After years of hunting for an answer, Johnson found it in scientific papers from the 1960s and 1970s. Researchers at the Massachusetts Institute of Technology and also at Lawrence Berkeley National Laboratory had observed changes in the conductivity of crystalline rocks in response to stress—squeezing the rock in lab experiments made it less conductive. This meant the ERT wasn’t simply following fluid underground. It was charting the opening and closing of fractures in response to stress.

“Once we made that link, everything made sense in terms of what the time-lapse images were doing,” Johnson said.

ERT offers several advantages. With no moving parts and electrodes installed outside the well casing, the equipment is low maintenance and can operate while injections are happening. And the imaging happens in real time, giving facility operators feedback they can use almost immediately, if needed.
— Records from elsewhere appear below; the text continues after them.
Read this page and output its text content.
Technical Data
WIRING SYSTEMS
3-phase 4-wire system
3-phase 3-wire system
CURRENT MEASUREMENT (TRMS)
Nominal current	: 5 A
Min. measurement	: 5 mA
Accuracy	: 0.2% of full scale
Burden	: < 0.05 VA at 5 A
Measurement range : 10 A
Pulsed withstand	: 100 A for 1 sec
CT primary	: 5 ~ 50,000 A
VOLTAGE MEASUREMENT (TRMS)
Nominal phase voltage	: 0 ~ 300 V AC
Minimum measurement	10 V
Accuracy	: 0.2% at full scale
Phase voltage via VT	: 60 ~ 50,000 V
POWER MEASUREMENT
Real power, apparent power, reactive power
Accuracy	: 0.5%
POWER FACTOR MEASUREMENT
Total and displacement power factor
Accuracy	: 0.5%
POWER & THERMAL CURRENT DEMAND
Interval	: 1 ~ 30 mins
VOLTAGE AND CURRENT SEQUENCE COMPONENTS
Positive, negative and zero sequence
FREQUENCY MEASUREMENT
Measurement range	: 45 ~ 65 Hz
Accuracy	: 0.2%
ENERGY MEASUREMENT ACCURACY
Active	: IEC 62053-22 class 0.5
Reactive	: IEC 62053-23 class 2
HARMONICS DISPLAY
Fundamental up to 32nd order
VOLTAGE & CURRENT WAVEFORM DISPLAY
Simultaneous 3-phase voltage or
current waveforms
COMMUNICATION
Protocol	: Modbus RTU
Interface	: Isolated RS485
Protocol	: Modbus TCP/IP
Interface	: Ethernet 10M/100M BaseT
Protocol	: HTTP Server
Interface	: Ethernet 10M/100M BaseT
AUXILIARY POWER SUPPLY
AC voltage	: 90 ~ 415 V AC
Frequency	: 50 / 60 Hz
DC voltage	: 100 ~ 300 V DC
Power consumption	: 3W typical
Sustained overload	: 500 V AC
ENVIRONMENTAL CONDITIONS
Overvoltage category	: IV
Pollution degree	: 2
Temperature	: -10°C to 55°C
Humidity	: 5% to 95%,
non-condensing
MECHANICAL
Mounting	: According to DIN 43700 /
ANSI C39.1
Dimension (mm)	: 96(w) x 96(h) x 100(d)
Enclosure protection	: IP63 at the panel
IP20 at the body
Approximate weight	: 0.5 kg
However, ERT cannot be used with metal wellbore casings, which are ubiquitous in deep subsurface projects.

There are ways around this hurdle, such as using fiberglass casing, coating the casing with a non-metallic epoxy, or using a different, nonmetallic material altogether. But for now, Johnson and team are continuing to improve and test the use of ERT at the Sanford facility.

The paper, “4D Proxy Imaging of Fracture Dilation and Stress Shadowing Using Electrical Resistivity Tomography During High Pressure Injections into a Crystalline Rock Formation,” was published in October in the Journal of Geophysical Research: Solid Earth. Co-authors with Johnson were Jeff Burghardt, Chris Strickland, Hunter Knox, Vince Vermeul, and Mark White at PNNL; Paul Schwering and Doug Blankenship at Sandia National Laboratories; Tim Kneafsey at Lawrence Berkeley National Laboratory; and the team at EGS Collab.